# Ford 1210's Hydro



## smokinmad (Dec 24, 2013)

Ok.....Was mowing with a 3pt bellymower, rounded a corner and ran the corner of the deck up on a small log. It raised the deck 6ish inches off ground. Backed up and did it again, lol was having a bad day...as usual...lmao. WHEN I backed up the 2nd time, the Hydrostat shot back at a shocking speed, I was at awl, never seen it go that fast in reverse. 

Ok, now the tractor will not move.....will start and when you push the pedal it will act like it's Trying to engage and move but then stops. It acts like the Pump went out...however...I Never had ANY trouble with it, Until I ran the deck up on the log.
It's like something inside slipped off or something and now it can't move.

I'm not a tractor mechanic by ANY means, but I usually get them fixed and running again. 
So I have No Idea How these lil' hydro's work.
Is there a separate hydraulic pump, that feeds oil to the hydrostat, or what?
The 3pt still works, just wont giddy up and go.....

So...any ideas????


----------



## RC Wells (Dec 26, 2008)

Check the transmission actuator pedal where it connects to the shaft than enters the transmission. There is a bolt that holds the pedal to the shaft, make sure that bolt did not break when you bumped the tractor.

Also check the hydrostatic oil filter to be sure you did not damage it during the bump.

If the problem is not with those components it will be necessary to perform a pressure test on the transmission. 

I do not believe that New Holland (Ford) stocks parts for the hydrostatic transmission. It may be necessary to go to an aftermarket supplier like Messicks. http://www.messicks.com/nh/51582

A repair manual for the 1210 will describe the test methodology to follow to check the transmission.


----------



## smokinmad (Dec 24, 2013)

RC Wells said:


> Check the transmission actuator pedal where it connects to the shaft than enters the transmission. There is a bolt that holds the pedal to the shaft, make sure that bolt did not break when you bumped the tractor.
> 
> Also check the hydrostatic oil filter to be sure you did not damage it during the bump.
> 
> ...


edro:Thank You.....Thats a starting point....the fact that it tried to move gave me hope.....


----------



## smokinmad (Dec 24, 2013)

RC....
Just read an old post......seems there is a drive rod with one end p iss poorly screwed on that causes a problem....the "con"? you get to split the tractor....

edro: Smokinmad


----------



## smokinmad (Dec 24, 2013)

Well......got the inspection plate off and YEP, the rod is loose.....SO, now I'm splitting her down the middle.......I'm no mechanic.....that was my dad....BUT, I guess the Apple don't fall far from the tree......so far so good......
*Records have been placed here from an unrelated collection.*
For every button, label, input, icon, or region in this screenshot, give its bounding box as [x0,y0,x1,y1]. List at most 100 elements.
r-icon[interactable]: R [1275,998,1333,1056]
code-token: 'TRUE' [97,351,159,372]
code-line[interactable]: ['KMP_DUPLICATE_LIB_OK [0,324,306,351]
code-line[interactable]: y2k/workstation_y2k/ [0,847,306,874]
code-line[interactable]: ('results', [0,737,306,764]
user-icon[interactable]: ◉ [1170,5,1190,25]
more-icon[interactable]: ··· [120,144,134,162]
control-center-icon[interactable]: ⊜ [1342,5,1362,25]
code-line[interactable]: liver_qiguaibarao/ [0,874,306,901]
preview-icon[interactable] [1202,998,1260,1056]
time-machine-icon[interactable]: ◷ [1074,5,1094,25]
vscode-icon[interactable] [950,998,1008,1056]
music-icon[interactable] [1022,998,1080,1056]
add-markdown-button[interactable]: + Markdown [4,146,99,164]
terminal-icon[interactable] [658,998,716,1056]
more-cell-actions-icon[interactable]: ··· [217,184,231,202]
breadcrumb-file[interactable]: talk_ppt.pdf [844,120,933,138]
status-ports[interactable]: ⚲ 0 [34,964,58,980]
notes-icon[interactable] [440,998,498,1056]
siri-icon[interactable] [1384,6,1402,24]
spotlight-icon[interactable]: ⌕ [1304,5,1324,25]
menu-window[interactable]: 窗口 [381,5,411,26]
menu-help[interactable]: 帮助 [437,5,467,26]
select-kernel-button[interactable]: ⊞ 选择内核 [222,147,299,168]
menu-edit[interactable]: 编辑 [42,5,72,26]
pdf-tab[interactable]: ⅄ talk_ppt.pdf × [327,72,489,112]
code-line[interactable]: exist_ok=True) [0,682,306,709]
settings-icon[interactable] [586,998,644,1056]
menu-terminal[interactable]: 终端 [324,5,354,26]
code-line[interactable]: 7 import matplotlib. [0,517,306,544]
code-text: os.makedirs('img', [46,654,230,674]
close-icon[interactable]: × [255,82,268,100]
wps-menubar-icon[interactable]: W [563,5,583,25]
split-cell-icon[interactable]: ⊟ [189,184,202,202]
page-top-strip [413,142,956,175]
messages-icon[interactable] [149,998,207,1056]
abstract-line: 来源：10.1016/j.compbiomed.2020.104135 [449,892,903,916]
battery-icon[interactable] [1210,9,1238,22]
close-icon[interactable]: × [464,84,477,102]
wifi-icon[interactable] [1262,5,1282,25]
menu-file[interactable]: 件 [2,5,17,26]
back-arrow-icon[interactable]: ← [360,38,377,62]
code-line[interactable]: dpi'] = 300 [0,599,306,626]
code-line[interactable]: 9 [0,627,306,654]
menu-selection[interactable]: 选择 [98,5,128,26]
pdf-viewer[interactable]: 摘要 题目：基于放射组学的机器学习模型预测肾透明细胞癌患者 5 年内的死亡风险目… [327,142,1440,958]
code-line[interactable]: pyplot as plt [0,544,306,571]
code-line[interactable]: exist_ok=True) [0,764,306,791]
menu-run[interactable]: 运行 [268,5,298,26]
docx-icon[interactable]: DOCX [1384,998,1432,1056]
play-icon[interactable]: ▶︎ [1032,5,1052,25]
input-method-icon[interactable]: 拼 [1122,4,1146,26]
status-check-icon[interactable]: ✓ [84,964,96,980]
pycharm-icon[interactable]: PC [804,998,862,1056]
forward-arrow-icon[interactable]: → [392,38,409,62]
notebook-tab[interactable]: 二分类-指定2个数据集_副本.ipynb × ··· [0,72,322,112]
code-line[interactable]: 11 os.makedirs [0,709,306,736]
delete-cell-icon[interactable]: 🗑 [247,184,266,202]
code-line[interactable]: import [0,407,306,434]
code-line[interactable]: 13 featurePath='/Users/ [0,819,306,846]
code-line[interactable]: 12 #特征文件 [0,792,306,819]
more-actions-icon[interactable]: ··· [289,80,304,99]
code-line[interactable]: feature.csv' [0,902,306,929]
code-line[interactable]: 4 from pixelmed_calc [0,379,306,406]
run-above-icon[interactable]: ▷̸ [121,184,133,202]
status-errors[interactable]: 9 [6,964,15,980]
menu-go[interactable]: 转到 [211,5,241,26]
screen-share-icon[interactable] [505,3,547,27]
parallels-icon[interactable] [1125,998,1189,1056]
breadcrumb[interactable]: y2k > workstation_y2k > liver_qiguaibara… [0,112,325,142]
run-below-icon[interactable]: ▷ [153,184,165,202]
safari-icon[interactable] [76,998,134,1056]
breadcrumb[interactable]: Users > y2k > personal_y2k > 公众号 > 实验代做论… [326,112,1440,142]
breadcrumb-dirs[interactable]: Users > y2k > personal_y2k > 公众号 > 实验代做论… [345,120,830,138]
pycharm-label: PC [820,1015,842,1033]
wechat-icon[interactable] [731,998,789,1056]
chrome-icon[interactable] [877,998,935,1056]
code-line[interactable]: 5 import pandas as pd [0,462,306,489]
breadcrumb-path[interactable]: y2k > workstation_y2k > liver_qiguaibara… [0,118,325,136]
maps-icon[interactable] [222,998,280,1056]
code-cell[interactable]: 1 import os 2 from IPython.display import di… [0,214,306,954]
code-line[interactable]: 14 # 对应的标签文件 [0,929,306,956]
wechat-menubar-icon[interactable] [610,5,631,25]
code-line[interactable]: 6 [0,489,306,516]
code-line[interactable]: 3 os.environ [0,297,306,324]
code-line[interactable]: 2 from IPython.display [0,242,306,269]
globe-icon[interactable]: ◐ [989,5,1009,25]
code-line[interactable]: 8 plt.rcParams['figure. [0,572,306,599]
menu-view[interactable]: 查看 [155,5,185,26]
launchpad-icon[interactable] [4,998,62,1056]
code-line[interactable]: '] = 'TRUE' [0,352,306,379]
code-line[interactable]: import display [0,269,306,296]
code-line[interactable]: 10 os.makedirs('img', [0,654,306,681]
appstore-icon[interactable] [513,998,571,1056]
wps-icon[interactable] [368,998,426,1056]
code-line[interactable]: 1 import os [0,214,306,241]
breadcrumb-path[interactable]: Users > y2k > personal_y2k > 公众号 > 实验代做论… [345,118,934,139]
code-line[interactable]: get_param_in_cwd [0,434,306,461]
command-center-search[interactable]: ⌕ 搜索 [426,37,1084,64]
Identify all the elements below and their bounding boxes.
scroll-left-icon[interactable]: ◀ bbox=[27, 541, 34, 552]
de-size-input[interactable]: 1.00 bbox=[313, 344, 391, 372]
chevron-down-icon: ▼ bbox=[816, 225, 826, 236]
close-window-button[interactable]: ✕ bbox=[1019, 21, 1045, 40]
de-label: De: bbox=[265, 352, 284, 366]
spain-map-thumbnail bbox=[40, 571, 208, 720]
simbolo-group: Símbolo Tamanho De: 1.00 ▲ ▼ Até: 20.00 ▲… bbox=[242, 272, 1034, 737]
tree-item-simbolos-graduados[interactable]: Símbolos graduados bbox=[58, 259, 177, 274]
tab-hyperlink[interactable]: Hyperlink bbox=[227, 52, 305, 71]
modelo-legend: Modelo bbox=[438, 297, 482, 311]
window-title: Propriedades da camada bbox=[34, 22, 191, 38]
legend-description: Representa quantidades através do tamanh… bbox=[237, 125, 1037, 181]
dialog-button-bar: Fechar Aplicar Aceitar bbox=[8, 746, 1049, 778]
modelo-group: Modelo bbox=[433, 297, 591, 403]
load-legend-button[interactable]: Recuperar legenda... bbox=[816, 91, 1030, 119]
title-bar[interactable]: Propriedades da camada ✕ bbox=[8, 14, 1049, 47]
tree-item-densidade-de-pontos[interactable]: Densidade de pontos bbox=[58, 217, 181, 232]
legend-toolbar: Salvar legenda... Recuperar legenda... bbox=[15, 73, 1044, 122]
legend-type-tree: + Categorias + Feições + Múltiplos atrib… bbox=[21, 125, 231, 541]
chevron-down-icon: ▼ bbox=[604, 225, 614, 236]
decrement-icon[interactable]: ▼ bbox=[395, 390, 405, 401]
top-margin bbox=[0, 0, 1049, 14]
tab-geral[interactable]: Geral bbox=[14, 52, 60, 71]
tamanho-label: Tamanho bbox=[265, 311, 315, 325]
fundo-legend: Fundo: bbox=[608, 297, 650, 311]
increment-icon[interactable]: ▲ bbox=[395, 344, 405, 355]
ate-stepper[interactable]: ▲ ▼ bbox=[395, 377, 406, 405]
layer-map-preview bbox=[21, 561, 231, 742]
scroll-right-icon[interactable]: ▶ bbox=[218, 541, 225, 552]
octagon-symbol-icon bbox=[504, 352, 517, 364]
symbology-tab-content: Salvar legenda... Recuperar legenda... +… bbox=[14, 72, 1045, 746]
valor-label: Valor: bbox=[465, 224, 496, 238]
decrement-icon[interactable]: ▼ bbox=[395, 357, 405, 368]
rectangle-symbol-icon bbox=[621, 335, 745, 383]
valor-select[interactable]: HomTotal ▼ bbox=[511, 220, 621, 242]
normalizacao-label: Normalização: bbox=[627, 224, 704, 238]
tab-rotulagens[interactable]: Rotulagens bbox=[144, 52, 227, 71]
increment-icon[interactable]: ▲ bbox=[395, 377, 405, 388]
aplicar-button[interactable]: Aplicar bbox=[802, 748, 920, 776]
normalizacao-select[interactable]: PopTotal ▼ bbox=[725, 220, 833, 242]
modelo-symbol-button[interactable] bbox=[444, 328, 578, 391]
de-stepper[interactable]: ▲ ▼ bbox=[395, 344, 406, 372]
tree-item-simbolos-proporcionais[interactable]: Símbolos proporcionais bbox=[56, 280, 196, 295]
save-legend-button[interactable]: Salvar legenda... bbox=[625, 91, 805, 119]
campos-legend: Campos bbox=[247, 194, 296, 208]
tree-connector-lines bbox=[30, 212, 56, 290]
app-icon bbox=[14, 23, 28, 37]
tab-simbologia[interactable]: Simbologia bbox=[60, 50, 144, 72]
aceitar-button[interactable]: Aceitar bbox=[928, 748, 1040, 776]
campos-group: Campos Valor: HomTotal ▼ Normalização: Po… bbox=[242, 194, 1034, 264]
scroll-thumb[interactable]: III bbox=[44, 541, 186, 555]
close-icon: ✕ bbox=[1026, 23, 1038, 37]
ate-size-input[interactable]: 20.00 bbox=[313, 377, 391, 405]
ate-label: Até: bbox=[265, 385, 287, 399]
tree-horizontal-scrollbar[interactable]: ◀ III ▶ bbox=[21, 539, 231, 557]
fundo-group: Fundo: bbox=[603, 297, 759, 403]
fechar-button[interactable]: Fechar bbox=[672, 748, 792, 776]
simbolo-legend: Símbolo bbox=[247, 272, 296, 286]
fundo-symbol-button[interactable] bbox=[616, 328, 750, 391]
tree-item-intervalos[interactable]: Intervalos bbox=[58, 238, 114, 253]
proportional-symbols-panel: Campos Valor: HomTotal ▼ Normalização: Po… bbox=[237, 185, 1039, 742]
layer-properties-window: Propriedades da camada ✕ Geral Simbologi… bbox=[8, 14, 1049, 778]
Am taking lots of pics, so if YOU get to split YOUR tractor......I will be able to write a post that explains how to do it.....

edro:Smokin"edro:


----------



## Morefords (May 12, 2021)

Did you ever publish these pictures of the repair you did amd what you found?


----------



## pogobill (Jan 31, 2012)

Sorry, but smokinmad hasn't followed up with the tutorial, and hasn't been here for three years now.


----------